Time Machine Investing

So quite a few years have gone by now since I started investing, and I often wonder what I would do differently if given the chance.

The first thing, would have been to avoid investing in individual stocks right off the bat. Trying to forgive the movements of individual stocks is something that takes practice and knowledge. Even with that knowledge it is still quite difficult to master the game of trading individual stocks. I would definitely have started out with a simple index fund or exchange traded fund if I was starting over again.

Secondly, I would have learned how to use stop-orders and trailing stops immediately to keep my losses to a minimum. For all the new investors reading this I can not stress the importance of learning how to use stop-orders and trailing stops to your advantage. When you start to take your own emotions out of your selling tactics you will find you make more successful trades. Investors who simply rely on themselves to sell stocks that are going down tend to freeze. They hold onto stocks way longer than they should have because of the belief that the stock has to ever come back up in price. The problem is the stock may never come back up and now you have your money tied up in a losing stock. However, if you have a set automatic selling trigger to cut your losses quickly; then you can reinvest that money in a stock that may be a potential winner instead of a loser.

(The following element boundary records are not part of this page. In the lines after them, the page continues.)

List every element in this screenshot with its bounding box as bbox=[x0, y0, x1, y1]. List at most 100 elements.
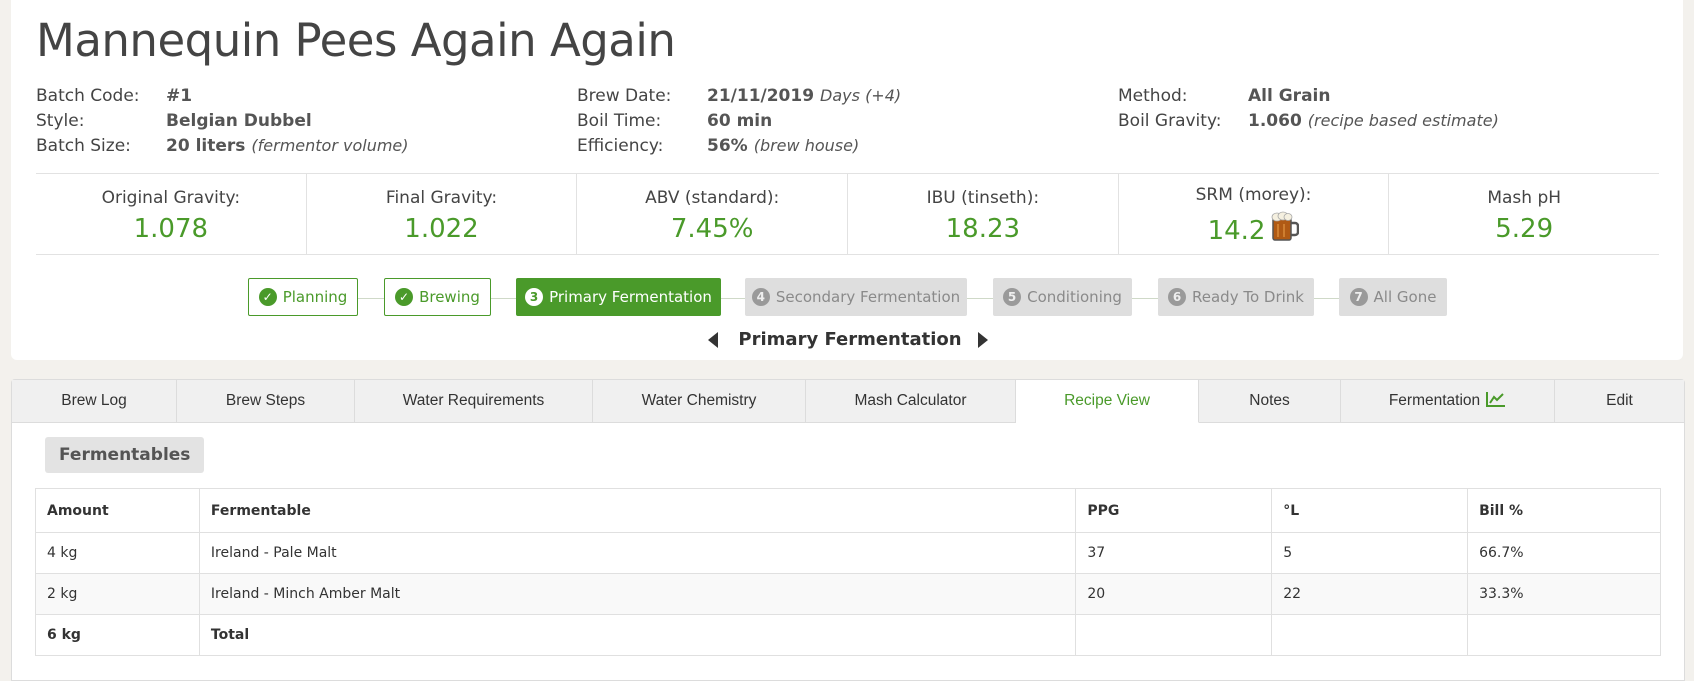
table-cell: 66.7% bbox=[1467, 532, 1661, 574]
stat-value: 14.2 bbox=[1207, 215, 1266, 246]
info-label: Method: bbox=[1118, 86, 1188, 106]
stage-brewing[interactable]: ✓ Brewing bbox=[384, 278, 491, 316]
checkmark-icon: ✓ bbox=[395, 288, 414, 306]
stage-all-gone[interactable]: 7 All Gone bbox=[1339, 278, 1447, 316]
stage-label: Ready To Drink bbox=[1192, 288, 1304, 306]
batch-code-row: Batch Code: #1 bbox=[36, 86, 409, 111]
stage-ready-to-drink[interactable]: 6 Ready To Drink bbox=[1158, 278, 1314, 316]
table-cell: Total bbox=[198, 614, 1077, 656]
checkmark-icon: ✓ bbox=[258, 288, 277, 306]
info-label: Batch Code: bbox=[36, 86, 140, 106]
stage-label: Primary Fermentation bbox=[549, 288, 712, 306]
table-cell bbox=[1271, 614, 1469, 656]
stage-stepper: ✓ Planning ✓ Brewing 3 Primary Fermentat… bbox=[0, 278, 1694, 320]
stat-value: 1.022 bbox=[404, 214, 479, 244]
beer-mug-icon bbox=[1271, 211, 1300, 250]
column-header: Amount bbox=[35, 488, 200, 533]
efficiency-row: Efficiency: 56% (brew house) bbox=[577, 136, 901, 161]
info-label: Boil Time: bbox=[577, 111, 662, 131]
tab-label: Fermentation bbox=[1388, 392, 1481, 409]
column-header: Bill % bbox=[1467, 488, 1661, 533]
info-label: Brew Date: bbox=[577, 86, 672, 106]
table-cell: Ireland - Minch Amber Malt bbox=[198, 573, 1077, 615]
stat-original-gravity: Original Gravity: 1.078 bbox=[36, 174, 307, 254]
stage-label: Brewing bbox=[419, 288, 480, 306]
info-note: (brew house) bbox=[753, 136, 860, 155]
info-label: Efficiency: bbox=[577, 136, 664, 156]
tab-notes[interactable]: Notes bbox=[1199, 380, 1341, 422]
table-cell: 4 kg bbox=[35, 532, 200, 574]
info-value: All Grain bbox=[1248, 86, 1331, 106]
info-value: 1.060 bbox=[1248, 111, 1302, 131]
table-cell: Ireland - Pale Malt bbox=[198, 532, 1077, 574]
table-header-row: Amount Fermentable PPG °L Bill % bbox=[35, 488, 1661, 533]
stat-srm: SRM (morey): 14.2 bbox=[1119, 174, 1390, 254]
table-cell: 2 kg bbox=[35, 573, 200, 615]
column-header: °L bbox=[1271, 488, 1469, 533]
stat-final-gravity: Final Gravity: 1.022 bbox=[307, 174, 578, 254]
tab-recipe-view[interactable]: Recipe View bbox=[1016, 380, 1199, 423]
stat-label: IBU (tinseth): bbox=[926, 188, 1040, 208]
info-value: #1 bbox=[166, 86, 193, 106]
page-title: Mannequin Pees Again Again bbox=[36, 14, 676, 67]
stepper-connector bbox=[720, 298, 745, 299]
table-total-row: 6 kg Total bbox=[35, 614, 1661, 656]
line-chart-icon bbox=[1486, 391, 1506, 412]
stage-label: Conditioning bbox=[1027, 288, 1122, 306]
stage-number-badge: 4 bbox=[751, 288, 770, 306]
tab-water-chemistry[interactable]: Water Chemistry bbox=[593, 380, 806, 422]
info-note: Days (+4) bbox=[820, 86, 902, 105]
tab-mash-calculator[interactable]: Mash Calculator bbox=[806, 380, 1016, 422]
tab-brew-steps[interactable]: Brew Steps bbox=[177, 380, 355, 422]
next-stage-arrow-icon[interactable] bbox=[978, 332, 988, 348]
stage-secondary-fermentation[interactable]: 4 Secondary Fermentation bbox=[745, 278, 967, 316]
stat-value: 1.078 bbox=[133, 214, 209, 244]
tab-water-requirements[interactable]: Water Requirements bbox=[355, 380, 593, 422]
stage-primary-fermentation[interactable]: 3 Primary Fermentation bbox=[516, 278, 721, 316]
brew-date-row: Brew Date: 21/11/2019 Days (+4) bbox=[577, 86, 901, 111]
stage-navigator: Primary Fermentation bbox=[700, 326, 1000, 356]
stage-label: All Gone bbox=[1373, 288, 1437, 306]
stat-mash-ph: Mash pH 5.29 bbox=[1389, 174, 1659, 254]
stat-label: Original Gravity: bbox=[101, 188, 241, 208]
stat-value: 7.45% bbox=[670, 214, 754, 244]
stage-number-badge: 5 bbox=[1003, 288, 1022, 306]
table-cell: 5 bbox=[1271, 532, 1469, 574]
table-cell: 33.3% bbox=[1467, 573, 1661, 615]
stepper-connector bbox=[966, 298, 993, 299]
stage-planning[interactable]: ✓ Planning bbox=[248, 278, 358, 316]
boil-time-row: Boil Time: 60 min bbox=[577, 111, 901, 136]
stepper-connector bbox=[1313, 298, 1339, 299]
table-row: 2 kg Ireland - Minch Amber Malt 20 22 33… bbox=[35, 573, 1661, 615]
info-label: Batch Size: bbox=[36, 136, 131, 156]
table-cell bbox=[1075, 614, 1273, 656]
info-note: (fermentor volume) bbox=[251, 136, 409, 155]
current-stage-title: Primary Fermentation bbox=[738, 329, 962, 350]
boil-gravity-row: Boil Gravity: 1.060 (recipe based estima… bbox=[1118, 111, 1499, 136]
info-column-3: Method: All Grain Boil Gravity: 1.060 (r… bbox=[1118, 86, 1499, 136]
info-note: (recipe based estimate) bbox=[1307, 111, 1499, 130]
info-column-2: Brew Date: 21/11/2019 Days (+4) Boil Tim… bbox=[577, 86, 901, 161]
stat-label: Mash pH bbox=[1487, 188, 1562, 208]
info-value: 20 liters bbox=[166, 136, 246, 156]
table-cell: 22 bbox=[1271, 573, 1469, 615]
stage-label: Planning bbox=[282, 288, 348, 306]
stat-label: Final Gravity: bbox=[385, 188, 498, 208]
table-cell: 6 kg bbox=[35, 614, 200, 656]
tab-edit[interactable]: Edit bbox=[1555, 380, 1684, 422]
stage-conditioning[interactable]: 5 Conditioning bbox=[993, 278, 1132, 316]
method-row: Method: All Grain bbox=[1118, 86, 1499, 111]
stepper-connector bbox=[357, 298, 385, 299]
stage-number-badge: 7 bbox=[1349, 288, 1368, 306]
table-cell bbox=[1467, 614, 1661, 656]
tab-bar: Brew Log Brew Steps Water Requirements W… bbox=[12, 380, 1684, 423]
tab-fermentation[interactable]: Fermentation bbox=[1341, 380, 1555, 422]
info-label: Boil Gravity: bbox=[1118, 111, 1222, 131]
table-cell: 20 bbox=[1075, 573, 1273, 615]
stat-ibu: IBU (tinseth): 18.23 bbox=[848, 174, 1119, 254]
recipe-tabs-panel: Brew Log Brew Steps Water Requirements W… bbox=[11, 379, 1685, 681]
fermentables-table: Amount Fermentable PPG °L Bill % 4 kg Ir… bbox=[35, 488, 1661, 656]
style-row: Style: Belgian Dubbel bbox=[36, 111, 409, 136]
column-header: Fermentable bbox=[198, 488, 1077, 533]
tab-brew-log[interactable]: Brew Log bbox=[12, 380, 177, 422]
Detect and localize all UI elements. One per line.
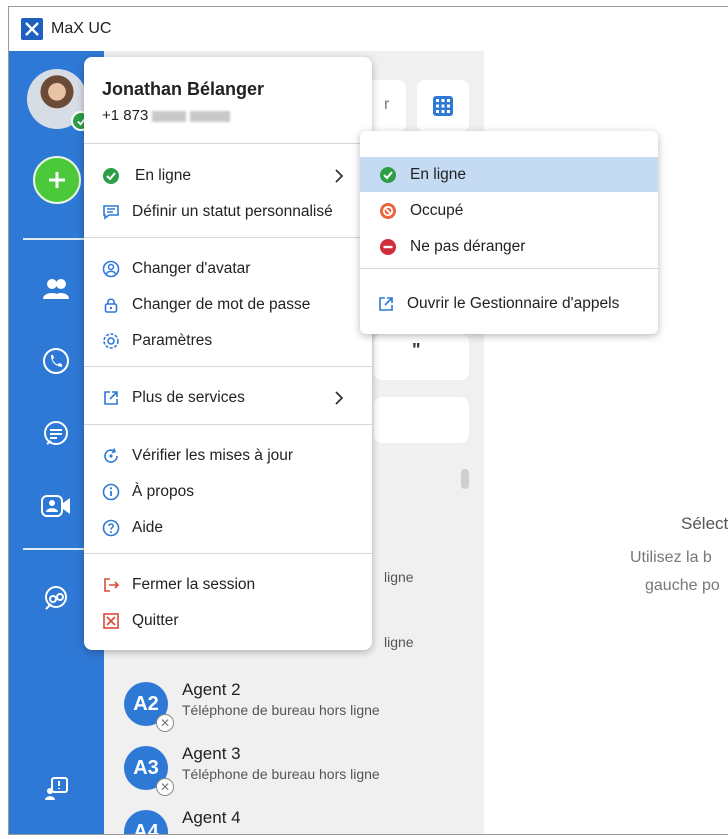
search-input-text: r	[384, 96, 390, 113]
redacted-text	[190, 110, 231, 122]
menu-item-help[interactable]: Aide	[84, 513, 372, 543]
offline-icon: ✕	[156, 714, 174, 732]
contact-name: Agent 3	[182, 744, 241, 763]
user-menu: Jonathan Bélanger +1 873 En ligne Défini…	[84, 57, 372, 650]
avatar[interactable]	[27, 69, 91, 131]
feedback-icon[interactable]	[39, 771, 73, 805]
menu-item-status[interactable]: En ligne	[84, 161, 372, 191]
online-status-icon	[101, 166, 121, 186]
external-link-icon	[376, 294, 396, 314]
menu-item-quit[interactable]: Quitter	[84, 606, 372, 636]
user-circle-icon	[101, 259, 121, 279]
secondary-search-field[interactable]	[374, 397, 469, 443]
help-icon	[101, 518, 121, 538]
refresh-icon	[101, 446, 121, 466]
status-option-busy[interactable]: Occupé	[360, 193, 658, 228]
menu-item-label: Quitter	[132, 612, 179, 629]
new-action-button[interactable]	[33, 156, 81, 204]
app-title: MaX UC	[51, 20, 112, 37]
menu-divider	[84, 366, 372, 367]
busy-status-icon	[378, 201, 398, 221]
empty-state-text: gauche po	[645, 577, 720, 594]
rail-divider	[23, 548, 93, 550]
open-call-manager[interactable]: Ouvrir le Gestionnaire d'appels	[360, 286, 658, 321]
menu-item-label: Aide	[132, 519, 164, 536]
menu-item-label: Fermer la session	[132, 576, 256, 593]
agent-icon[interactable]	[39, 581, 73, 615]
user-name: Jonathan Bélanger	[102, 79, 265, 99]
menu-item-label: Changer d'avatar	[132, 260, 251, 277]
status-submenu: En ligne Occupé Ne pas déranger Ouvrir l…	[360, 131, 658, 334]
menu-item-label: Définir un statut personnalisé	[132, 203, 333, 220]
menu-item-change-password[interactable]: Changer de mot de passe	[84, 290, 372, 320]
user-phone-prefix: +1 873	[102, 107, 149, 124]
logout-icon	[101, 575, 121, 595]
contact-avatar: A4	[124, 810, 168, 834]
rail-divider	[23, 238, 93, 240]
empty-state-text: Utilisez la b	[630, 549, 712, 566]
menu-item-more-services[interactable]: Plus de services	[84, 383, 372, 413]
menu-item-label: À propos	[132, 483, 195, 500]
menu-divider	[84, 424, 372, 425]
user-phone: +1 873	[102, 107, 231, 124]
menu-item-logout[interactable]: Fermer la session	[84, 570, 372, 600]
status-option-label: Ouvrir le Gestionnaire d'appels	[407, 294, 620, 312]
filter-card-text: "	[412, 340, 421, 360]
gear-icon	[101, 331, 121, 351]
chat-icon[interactable]	[39, 417, 73, 451]
list-item[interactable]: A4 Agent 4	[124, 804, 464, 834]
chevron-right-icon	[332, 391, 346, 405]
menu-divider	[84, 553, 372, 554]
list-item[interactable]: A3 ✕ Agent 3 Téléphone de bureau hors li…	[124, 740, 464, 798]
contact-name: Agent 2	[182, 680, 241, 699]
dialpad-button[interactable]	[417, 80, 469, 132]
menu-item-about[interactable]: À propos	[84, 477, 372, 507]
menu-divider	[360, 268, 658, 269]
online-status-icon	[378, 165, 398, 185]
close-box-icon	[101, 611, 121, 631]
menu-item-label: Changer de mot de passe	[132, 296, 311, 313]
video-icon[interactable]	[39, 489, 73, 523]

Lastly, I would have controlled my own personal greed much better then I did originally. When I first entered the stock market I wanted that big quick payoff, and then I quickly discovered those big quick payoffs are far and few between. Smaller stable trades pay off in the long run much better than swinging for the fines with every trade. Investors who invest too much money in any one stock will actually suffer a huge loss that may potentially wipe out months of profits.